The FBI and KBG are still playing the old games.
The Bureau, which failed to anticipate the Times Square bomber, has been relentlessly tracking Russian agents posing as suburban homeowners for years, and the former spymaster Vladimir Putin is kvetching about it
“Back at your home,” he tells another retiree, Bill Clinton, drawing a laugh, “the police went out of control throwing people in jail. But that’s the kind of job they have.”
The indictment of 11 “deep cover” agents recalls the days when Americans were kept aware of potentially dangerous neighbors by that expert on secret lives, J. Edgar Hoover.

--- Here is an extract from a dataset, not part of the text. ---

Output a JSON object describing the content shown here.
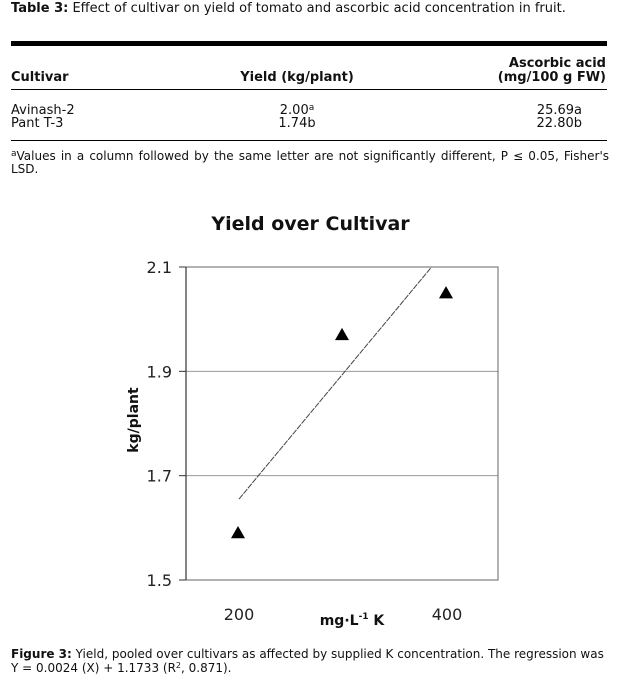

The news has a Rip Van Winkle feel to it, as if the FBI were awakening from a decades-long nap, unaware of this month’s visit by the Russian president, who was warmly greeted in the White House, shared cheeseburgers with the President and was given a tour of Silicon Valley as well as the 21st-century imperative of derailing Middle East terrorism rather than Communist subversion.
Thousands of surveillance hours produced not charges of espionage but of acting as “unauthorized foreign agents and conspiracy to commit money laundering”–not quite as alarming as planting bombs in midtown Manhattan, but in the arcane world of spycraft, who can tell?
The indicated conspirators spent years living in American suburbs while, according to prosecutors, penetrating American “policy making circles.”